Cuando la prisa se convierte en sombra: cómo aprender a caminar con calma

Hace poco, en consulta, hablé con A, una persona que regresaba de vacaciones y se sentía estancada. Me decía: “sé que he descansado, que estoy lista, pero no sé por dónde empezar; siento que si no hago ‘mucho’ ya, estoy perdiendo tiempo”. Esa frase me quedó resonando porque refleja bien algo que observo mucho en estos inicios de curso: esa tensión entre el deseo legítimo de cambio y la urgencia de que ese cambio se note ya.

Desde la psicología y la neurociencia sabemos que los procesos emocionales, cognitivos y conductuales más estables ocurren de forma progresiva.

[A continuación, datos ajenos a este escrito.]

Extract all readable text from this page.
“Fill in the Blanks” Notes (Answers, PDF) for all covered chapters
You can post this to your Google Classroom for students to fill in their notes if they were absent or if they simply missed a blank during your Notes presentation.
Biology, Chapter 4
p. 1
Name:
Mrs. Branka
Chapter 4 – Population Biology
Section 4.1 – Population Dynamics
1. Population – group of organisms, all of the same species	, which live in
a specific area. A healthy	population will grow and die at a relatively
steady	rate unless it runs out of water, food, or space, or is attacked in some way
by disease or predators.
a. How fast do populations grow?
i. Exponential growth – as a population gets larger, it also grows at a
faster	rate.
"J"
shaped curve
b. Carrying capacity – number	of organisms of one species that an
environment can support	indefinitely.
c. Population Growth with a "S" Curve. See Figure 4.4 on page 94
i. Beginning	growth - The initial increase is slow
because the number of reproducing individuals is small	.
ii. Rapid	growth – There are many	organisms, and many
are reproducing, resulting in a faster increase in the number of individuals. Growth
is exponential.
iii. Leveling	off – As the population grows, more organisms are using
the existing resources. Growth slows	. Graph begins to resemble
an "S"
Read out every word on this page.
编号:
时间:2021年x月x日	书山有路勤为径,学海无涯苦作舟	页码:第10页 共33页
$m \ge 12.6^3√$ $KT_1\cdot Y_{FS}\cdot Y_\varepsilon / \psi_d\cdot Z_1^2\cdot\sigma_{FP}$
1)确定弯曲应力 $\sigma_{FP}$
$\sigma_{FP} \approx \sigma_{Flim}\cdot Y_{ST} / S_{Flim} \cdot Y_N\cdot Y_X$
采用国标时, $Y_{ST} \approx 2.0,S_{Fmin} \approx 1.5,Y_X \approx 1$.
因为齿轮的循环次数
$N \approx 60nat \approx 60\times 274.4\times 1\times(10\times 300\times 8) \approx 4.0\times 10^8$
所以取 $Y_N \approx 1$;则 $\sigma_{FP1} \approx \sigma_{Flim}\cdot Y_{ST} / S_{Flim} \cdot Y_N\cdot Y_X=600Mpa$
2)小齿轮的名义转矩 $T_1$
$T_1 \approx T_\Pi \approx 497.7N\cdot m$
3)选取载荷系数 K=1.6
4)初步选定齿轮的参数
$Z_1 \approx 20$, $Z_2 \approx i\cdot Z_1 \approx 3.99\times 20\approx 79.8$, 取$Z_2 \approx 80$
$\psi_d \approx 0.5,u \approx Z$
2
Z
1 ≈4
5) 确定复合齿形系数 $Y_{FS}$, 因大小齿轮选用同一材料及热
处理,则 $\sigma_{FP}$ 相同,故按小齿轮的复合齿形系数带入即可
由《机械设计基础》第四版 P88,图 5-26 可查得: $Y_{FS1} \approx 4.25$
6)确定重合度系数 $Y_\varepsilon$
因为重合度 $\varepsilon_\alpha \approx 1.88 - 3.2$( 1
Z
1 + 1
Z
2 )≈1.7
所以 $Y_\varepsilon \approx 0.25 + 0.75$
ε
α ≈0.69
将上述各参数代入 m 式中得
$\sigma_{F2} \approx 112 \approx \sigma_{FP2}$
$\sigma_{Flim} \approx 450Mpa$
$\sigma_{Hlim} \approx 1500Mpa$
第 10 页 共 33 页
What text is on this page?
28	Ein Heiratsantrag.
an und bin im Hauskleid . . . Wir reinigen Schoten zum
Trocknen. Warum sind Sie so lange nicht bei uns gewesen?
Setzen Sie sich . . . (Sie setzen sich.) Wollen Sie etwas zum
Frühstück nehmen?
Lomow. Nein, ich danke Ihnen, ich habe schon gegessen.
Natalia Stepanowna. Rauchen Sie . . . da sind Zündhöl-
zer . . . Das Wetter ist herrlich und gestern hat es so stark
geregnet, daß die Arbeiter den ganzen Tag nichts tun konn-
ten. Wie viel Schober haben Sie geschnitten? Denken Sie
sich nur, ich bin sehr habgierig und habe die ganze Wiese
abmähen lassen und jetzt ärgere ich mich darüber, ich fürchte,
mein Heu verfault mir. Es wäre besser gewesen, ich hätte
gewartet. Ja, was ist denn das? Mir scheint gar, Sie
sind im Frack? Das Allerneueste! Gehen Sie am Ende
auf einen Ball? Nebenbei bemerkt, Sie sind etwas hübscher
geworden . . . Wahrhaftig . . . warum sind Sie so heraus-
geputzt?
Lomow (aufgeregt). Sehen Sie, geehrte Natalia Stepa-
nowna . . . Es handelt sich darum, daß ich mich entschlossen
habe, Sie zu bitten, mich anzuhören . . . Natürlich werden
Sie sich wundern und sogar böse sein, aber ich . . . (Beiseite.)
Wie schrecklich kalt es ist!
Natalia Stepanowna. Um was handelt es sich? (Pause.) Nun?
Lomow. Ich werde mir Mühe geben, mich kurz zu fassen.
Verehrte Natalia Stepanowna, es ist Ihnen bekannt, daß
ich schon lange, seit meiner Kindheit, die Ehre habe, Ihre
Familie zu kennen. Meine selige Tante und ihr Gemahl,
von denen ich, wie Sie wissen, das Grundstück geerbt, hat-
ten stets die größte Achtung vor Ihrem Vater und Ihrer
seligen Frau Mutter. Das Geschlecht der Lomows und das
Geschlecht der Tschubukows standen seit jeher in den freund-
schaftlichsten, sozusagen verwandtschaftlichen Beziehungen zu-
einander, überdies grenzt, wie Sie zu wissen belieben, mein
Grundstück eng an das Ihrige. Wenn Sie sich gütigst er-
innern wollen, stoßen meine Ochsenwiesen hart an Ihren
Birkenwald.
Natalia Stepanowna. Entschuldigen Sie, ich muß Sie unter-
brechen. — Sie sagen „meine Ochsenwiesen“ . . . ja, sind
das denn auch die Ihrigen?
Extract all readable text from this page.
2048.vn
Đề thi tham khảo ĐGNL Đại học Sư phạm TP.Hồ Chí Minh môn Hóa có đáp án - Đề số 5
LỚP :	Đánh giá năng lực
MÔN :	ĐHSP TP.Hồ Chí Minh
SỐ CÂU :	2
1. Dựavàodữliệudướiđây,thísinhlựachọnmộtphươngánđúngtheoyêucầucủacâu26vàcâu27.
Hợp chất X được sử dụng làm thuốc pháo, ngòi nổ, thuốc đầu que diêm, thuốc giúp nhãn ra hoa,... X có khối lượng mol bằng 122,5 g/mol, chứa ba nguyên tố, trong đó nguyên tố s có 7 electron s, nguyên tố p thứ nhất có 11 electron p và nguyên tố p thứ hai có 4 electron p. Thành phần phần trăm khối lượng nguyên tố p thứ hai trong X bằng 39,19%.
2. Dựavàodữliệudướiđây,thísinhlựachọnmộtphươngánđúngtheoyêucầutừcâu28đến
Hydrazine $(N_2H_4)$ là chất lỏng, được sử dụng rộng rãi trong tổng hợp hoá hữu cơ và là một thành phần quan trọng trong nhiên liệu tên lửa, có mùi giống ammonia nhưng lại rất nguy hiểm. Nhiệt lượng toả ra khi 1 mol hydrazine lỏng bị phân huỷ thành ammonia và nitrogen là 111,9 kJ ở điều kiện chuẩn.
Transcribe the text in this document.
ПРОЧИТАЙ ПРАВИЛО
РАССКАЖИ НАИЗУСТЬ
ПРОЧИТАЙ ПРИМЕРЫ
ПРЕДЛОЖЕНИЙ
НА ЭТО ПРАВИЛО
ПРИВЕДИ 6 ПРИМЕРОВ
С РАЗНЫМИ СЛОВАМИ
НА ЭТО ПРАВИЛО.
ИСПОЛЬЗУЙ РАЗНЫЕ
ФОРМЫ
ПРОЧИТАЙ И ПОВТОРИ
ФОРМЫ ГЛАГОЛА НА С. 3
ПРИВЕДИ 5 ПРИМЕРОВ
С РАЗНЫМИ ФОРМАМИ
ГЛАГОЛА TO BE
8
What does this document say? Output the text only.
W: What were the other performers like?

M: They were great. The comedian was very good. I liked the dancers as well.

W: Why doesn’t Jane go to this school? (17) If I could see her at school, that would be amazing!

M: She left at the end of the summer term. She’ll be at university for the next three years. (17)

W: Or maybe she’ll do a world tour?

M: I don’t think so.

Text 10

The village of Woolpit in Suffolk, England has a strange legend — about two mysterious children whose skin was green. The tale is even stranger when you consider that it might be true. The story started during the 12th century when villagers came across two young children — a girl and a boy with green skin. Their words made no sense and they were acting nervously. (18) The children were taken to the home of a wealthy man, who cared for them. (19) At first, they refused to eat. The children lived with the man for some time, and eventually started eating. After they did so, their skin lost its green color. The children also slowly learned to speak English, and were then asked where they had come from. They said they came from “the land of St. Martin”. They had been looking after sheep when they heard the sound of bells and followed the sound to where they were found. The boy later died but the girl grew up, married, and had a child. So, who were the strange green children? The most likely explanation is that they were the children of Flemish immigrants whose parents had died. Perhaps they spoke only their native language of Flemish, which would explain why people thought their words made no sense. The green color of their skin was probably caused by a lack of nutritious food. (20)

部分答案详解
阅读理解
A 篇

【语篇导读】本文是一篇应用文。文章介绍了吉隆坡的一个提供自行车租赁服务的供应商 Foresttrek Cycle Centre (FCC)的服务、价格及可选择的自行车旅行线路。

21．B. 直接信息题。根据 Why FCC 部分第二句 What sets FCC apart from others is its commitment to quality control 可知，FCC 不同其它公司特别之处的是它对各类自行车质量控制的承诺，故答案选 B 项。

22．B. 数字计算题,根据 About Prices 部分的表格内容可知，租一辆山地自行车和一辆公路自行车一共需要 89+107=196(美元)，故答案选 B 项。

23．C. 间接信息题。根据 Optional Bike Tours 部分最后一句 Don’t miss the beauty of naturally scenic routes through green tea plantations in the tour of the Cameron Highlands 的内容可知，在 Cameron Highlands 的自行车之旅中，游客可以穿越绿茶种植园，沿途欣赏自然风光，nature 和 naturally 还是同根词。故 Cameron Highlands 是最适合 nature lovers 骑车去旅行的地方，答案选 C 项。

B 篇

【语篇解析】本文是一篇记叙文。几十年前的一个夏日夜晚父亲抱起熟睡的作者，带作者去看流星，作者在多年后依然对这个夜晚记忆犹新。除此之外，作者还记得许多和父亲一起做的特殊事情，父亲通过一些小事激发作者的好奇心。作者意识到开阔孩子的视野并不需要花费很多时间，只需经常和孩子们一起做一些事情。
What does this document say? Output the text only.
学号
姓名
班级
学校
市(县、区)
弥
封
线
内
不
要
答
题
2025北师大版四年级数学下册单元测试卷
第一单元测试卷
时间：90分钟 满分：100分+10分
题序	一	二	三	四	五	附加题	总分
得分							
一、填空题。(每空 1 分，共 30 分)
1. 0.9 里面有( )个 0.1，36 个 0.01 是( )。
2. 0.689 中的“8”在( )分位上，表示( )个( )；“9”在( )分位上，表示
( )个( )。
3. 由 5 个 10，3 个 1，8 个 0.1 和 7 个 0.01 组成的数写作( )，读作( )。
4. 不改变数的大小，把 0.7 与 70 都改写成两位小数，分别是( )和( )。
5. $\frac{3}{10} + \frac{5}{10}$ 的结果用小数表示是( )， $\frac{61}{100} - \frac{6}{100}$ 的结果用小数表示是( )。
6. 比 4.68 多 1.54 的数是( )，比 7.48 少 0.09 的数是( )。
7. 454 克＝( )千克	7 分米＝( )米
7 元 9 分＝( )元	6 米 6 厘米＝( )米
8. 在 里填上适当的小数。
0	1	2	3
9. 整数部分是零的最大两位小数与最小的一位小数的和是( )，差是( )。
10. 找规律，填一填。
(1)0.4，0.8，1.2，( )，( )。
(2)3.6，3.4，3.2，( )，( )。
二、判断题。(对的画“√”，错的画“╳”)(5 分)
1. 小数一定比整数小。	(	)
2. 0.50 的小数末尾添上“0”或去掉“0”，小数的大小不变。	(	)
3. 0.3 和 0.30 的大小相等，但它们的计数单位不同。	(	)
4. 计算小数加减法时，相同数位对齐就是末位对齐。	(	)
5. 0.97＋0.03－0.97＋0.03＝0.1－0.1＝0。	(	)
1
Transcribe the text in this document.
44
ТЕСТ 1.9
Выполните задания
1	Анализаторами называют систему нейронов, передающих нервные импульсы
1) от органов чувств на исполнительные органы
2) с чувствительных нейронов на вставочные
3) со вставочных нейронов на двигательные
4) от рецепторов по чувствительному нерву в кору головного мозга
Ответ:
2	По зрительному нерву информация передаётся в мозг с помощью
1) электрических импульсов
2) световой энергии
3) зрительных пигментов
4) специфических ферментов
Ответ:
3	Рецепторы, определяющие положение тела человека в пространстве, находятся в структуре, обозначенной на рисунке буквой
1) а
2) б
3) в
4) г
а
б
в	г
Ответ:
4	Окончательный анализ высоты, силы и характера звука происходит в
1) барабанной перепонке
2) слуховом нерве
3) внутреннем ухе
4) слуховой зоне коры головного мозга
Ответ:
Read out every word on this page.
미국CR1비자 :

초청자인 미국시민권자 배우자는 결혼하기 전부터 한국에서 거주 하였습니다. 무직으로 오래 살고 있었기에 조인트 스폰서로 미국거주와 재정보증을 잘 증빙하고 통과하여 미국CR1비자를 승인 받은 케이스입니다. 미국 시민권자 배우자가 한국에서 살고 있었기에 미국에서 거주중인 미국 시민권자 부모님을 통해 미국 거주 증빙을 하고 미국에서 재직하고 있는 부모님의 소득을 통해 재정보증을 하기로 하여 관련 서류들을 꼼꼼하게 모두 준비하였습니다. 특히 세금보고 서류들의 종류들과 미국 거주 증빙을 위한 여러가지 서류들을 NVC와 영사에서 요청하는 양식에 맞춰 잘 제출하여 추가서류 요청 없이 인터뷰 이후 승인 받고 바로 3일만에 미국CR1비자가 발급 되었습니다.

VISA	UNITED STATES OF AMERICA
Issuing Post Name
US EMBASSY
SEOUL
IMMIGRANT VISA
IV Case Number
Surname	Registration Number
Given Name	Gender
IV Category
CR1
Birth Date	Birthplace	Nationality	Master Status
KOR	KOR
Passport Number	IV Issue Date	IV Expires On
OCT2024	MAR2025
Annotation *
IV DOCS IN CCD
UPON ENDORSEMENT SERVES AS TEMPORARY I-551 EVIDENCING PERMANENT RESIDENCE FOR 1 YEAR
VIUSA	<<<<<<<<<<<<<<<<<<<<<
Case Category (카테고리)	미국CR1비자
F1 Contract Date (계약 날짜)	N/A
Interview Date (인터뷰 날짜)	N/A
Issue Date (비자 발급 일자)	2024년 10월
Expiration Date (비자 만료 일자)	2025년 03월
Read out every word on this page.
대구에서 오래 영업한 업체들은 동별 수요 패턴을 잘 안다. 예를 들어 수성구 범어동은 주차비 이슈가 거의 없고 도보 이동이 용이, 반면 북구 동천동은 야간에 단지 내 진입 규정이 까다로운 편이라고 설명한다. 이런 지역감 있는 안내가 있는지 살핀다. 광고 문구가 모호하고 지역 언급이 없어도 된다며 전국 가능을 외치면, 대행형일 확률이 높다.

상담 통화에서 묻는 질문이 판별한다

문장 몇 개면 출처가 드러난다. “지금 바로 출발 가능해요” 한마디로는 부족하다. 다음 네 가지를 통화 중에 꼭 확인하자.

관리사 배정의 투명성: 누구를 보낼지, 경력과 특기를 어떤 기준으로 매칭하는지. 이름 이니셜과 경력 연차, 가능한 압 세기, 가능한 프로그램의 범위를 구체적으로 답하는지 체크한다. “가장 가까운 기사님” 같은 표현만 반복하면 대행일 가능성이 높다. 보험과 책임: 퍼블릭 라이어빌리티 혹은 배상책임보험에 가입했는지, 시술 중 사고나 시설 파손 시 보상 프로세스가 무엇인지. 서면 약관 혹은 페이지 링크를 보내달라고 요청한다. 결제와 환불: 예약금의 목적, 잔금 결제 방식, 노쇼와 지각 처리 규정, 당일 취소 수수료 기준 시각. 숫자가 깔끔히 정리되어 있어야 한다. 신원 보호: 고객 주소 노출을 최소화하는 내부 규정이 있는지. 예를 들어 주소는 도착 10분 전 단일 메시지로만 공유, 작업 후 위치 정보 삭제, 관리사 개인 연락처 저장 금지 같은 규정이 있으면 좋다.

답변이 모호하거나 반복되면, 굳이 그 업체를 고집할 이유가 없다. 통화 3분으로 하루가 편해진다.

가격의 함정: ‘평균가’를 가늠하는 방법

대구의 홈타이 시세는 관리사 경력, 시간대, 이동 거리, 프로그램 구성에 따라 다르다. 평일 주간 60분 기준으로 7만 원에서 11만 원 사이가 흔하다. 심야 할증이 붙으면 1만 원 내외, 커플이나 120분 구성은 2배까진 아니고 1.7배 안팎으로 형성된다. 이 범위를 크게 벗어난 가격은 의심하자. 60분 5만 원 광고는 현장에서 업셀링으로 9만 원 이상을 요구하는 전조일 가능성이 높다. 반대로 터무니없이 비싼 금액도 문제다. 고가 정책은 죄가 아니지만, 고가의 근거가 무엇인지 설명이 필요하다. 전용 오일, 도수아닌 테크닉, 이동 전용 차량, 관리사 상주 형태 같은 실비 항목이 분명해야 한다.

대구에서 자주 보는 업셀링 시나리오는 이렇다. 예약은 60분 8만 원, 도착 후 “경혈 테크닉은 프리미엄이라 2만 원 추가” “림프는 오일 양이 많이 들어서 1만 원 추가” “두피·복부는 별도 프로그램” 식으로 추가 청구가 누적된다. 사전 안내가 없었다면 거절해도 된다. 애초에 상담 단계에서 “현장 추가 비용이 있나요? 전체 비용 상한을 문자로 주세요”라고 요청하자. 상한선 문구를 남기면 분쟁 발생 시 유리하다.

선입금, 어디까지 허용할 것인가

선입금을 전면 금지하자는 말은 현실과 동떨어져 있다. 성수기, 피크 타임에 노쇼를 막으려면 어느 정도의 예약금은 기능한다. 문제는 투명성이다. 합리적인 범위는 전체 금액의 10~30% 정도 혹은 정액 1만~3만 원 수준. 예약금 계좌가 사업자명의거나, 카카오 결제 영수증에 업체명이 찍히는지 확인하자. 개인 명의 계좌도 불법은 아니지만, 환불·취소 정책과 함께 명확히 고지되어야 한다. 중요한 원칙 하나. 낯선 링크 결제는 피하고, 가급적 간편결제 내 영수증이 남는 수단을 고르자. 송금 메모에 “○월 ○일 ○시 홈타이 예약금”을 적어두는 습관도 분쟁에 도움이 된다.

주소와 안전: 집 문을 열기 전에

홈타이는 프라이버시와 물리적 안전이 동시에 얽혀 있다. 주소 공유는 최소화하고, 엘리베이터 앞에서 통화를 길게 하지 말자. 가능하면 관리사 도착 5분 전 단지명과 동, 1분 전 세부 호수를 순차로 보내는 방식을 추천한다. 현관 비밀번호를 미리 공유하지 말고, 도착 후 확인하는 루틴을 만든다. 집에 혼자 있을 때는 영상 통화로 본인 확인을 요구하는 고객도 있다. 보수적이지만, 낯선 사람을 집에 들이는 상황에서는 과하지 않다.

El cerebro necesita repetición, refuerzo y entorno seguro para reorganizarse. La prisa, en cambio, activa circuitos de estrés, libera cortisol, nos pone en alerta: útil en emergencias, pero peligrosa si se convierte en modo de vida constante.

En muchas de las terapias que dirijo o superviso en el equipo, aparece esta pregunta: ¿cómo puedo avanzar si arranco despacio?. La respuesta que intento trasladar es doble: por un lado, que comenzar despacio no sólo es válido, es clínicamente necesario. Por otro, que “despacio” no equivale a “estar parado”; es andar con atención.

Obstáculos frecuentes

Creencias rígidas sobre éxito: que llegar rápido es sinónimo de éxito; que si tardo, he fallado.

Comparaciones externas: lo que vemos de otros muchas veces es la fachada, no los trasfondos ni los ritmos internos.

Presión autoimpuesta o de entorno: expectativas que no siempre corresponden con nuestras capacidades reales o circunstancias vitales.

Olvido de la dimensión emocional: ajeno al quehacer diario olvidamos escuchar las emociones como brújula. Ansiedad, culpa, impaciencia tienen mucho que decir si las dejamos silenciar.

Estrategias que hemos trabajado desde Psicología Amorebieta-Psicosasun

  • Tomar “micro descansos” conscientes durante el día: pausas en las que se observe qué se siente, qué pensamientos emergen, qué cuerpo pide.
  • Registro de pequeños avances: algo que logré hoy, aunque sea pequeño, algo que antes no hacía, algo diferente aunque leve.
  • Reflexión guiada: preguntas como “¿qué necesito ahora más que hacer?”, “¿qué me aporta esto?”, “¿qué podría soltar?”.
  • Diálogo terapéutico sobre las emociones incómodas: aprender a tolerar la incertidumbre, la frustración, la lentitud como parte del proceso, no como algo a eliminar.

Para mí, como director/psicólogo, también implica una demanda interna: amoldar nuestra mirada clínica, de equipo, de planificación, a estos tiempos internos de cada persona que atendemos. Hacer espacio para lo que no se ve, para lo que aún no se manifiesta en resultados visibles, pero que es semilla de cambio.

Termino lanzándote un desafío: Permítete en este ciclo empezar despacio, pero con conciencia. Da un paso, observa lo que surge, no fuerces la aceleración. Porque muchas de las raíces más profundas brotan en silencio, y crecer verdaderamente muchas veces consiste en sostener ese silencio, ese ritmo propio.